For now, though, he was just looking for a trim.

For Jack Labriola, 22, the beard-growing began in college, about three years ago, during No-Shave November, the now infamous anti-grooming holiday where guys have an excuse to let it all hang out (follicle-wise, at least).

"I liked it for the month ... so I kept it," says Labriola, a Commack native and technical communications grad student at Texas Tech University in Lubbock.

In the last few years the number of dudes sporting facial hair -- from modest goatees to full-on "Duck Dynasty" jobs -- has noticeably increased.

"Beards are so common in places like Williamsburg that now it's radical to go clean-shaven," notes Jon Roth, an assistant editor at Details magazine. They do serve a purpose, Roth notes, helping define a jawline. "And years ago, David Beckham said he considered his scruff like makeup for guys -- if you have a zit, the beard covers it up."

Whatever your reason for sporting one, proper upkeep is key, says Angelo Santodonato, owner of Angelo's Salon in Port Washington.

"Beards often get heavier on the chin, so we want to balance it out," he says, assessing Labriola's 2-week-old beard.
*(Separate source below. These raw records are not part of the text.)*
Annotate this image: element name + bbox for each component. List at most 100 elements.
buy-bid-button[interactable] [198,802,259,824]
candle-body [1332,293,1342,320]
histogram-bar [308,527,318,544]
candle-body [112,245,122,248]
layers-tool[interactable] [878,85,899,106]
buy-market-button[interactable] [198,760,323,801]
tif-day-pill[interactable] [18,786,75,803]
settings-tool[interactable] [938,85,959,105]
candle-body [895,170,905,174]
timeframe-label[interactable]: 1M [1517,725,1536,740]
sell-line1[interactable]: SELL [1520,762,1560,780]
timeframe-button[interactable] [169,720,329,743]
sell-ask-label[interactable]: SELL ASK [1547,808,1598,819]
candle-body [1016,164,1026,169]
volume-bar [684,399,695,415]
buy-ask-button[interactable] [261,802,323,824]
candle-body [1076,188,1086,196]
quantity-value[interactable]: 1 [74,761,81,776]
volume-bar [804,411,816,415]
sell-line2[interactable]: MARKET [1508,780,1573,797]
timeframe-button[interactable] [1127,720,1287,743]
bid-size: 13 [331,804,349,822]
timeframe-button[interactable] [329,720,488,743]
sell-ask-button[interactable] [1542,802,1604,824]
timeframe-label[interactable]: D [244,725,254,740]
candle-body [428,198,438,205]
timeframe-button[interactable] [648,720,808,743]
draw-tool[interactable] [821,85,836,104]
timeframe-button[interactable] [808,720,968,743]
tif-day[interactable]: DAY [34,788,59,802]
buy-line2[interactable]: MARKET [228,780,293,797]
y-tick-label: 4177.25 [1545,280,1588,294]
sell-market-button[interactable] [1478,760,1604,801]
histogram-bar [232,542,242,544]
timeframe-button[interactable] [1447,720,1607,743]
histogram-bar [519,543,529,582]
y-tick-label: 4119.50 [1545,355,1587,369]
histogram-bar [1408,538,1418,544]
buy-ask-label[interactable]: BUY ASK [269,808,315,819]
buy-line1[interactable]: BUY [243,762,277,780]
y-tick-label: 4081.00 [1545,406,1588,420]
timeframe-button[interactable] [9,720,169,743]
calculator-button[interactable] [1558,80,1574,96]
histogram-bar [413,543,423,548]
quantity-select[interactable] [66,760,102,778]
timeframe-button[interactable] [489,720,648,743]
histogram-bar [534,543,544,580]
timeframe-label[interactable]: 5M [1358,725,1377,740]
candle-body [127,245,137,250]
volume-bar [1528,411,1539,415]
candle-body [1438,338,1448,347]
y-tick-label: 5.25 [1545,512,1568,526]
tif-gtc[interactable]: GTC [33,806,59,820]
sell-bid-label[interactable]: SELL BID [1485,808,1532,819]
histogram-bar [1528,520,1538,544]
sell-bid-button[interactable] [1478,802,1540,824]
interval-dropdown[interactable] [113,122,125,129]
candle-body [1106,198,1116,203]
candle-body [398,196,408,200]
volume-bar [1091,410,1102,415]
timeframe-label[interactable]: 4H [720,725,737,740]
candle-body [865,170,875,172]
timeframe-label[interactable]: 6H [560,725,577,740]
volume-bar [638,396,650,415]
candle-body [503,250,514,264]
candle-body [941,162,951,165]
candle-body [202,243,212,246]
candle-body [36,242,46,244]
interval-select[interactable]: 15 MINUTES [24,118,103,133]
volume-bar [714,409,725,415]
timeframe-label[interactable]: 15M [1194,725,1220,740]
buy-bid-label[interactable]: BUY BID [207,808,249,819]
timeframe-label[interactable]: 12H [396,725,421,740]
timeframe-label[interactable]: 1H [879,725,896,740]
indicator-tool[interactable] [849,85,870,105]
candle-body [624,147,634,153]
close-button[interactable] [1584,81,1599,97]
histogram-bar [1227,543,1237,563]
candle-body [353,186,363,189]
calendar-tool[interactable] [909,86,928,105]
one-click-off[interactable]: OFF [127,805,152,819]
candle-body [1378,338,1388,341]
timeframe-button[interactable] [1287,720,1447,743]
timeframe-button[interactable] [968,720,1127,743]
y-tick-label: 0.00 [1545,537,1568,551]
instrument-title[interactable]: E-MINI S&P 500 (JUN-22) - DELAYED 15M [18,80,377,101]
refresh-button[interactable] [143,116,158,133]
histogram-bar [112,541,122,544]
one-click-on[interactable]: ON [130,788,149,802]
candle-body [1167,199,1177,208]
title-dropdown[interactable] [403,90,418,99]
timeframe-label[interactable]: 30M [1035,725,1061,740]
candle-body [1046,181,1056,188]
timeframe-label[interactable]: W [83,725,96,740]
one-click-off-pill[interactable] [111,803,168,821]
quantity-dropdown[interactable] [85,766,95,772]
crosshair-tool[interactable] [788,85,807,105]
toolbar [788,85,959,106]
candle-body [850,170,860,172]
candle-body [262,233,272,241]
He trimmed it with electric clippers -- "go against the grain," he says, as "you'll miss hairs going with it" -- then cleaned up the neck and cheeks with a razor.

"Follow the natural lines of the beard on the cheek, or it'll be tougher to maintain," he advises.

For Guevara's nearly 3-month-old beard, it was the scissors-over-comb technique, to ensure each snip cuts the same amount.

"I can't imagine what it'd be like without a beard," says Labriola, whose brother, dad and uncles all sport facial hair. "I can't go back."

Guevara's dad and brother also do up facial hair, and he's even experimented with a Civil War-style handlebar mustache.

"My girlfriend told me, 'Ya gotta shave that.' "

Santodonato, wearing a five o'clock shadow, agrees -- if the wife nixed it, he'd go clean-shaven. But he likes varying his look from time to time.

"You get tired staring at the same face in the mirror every day," he says. "Why not change it up?"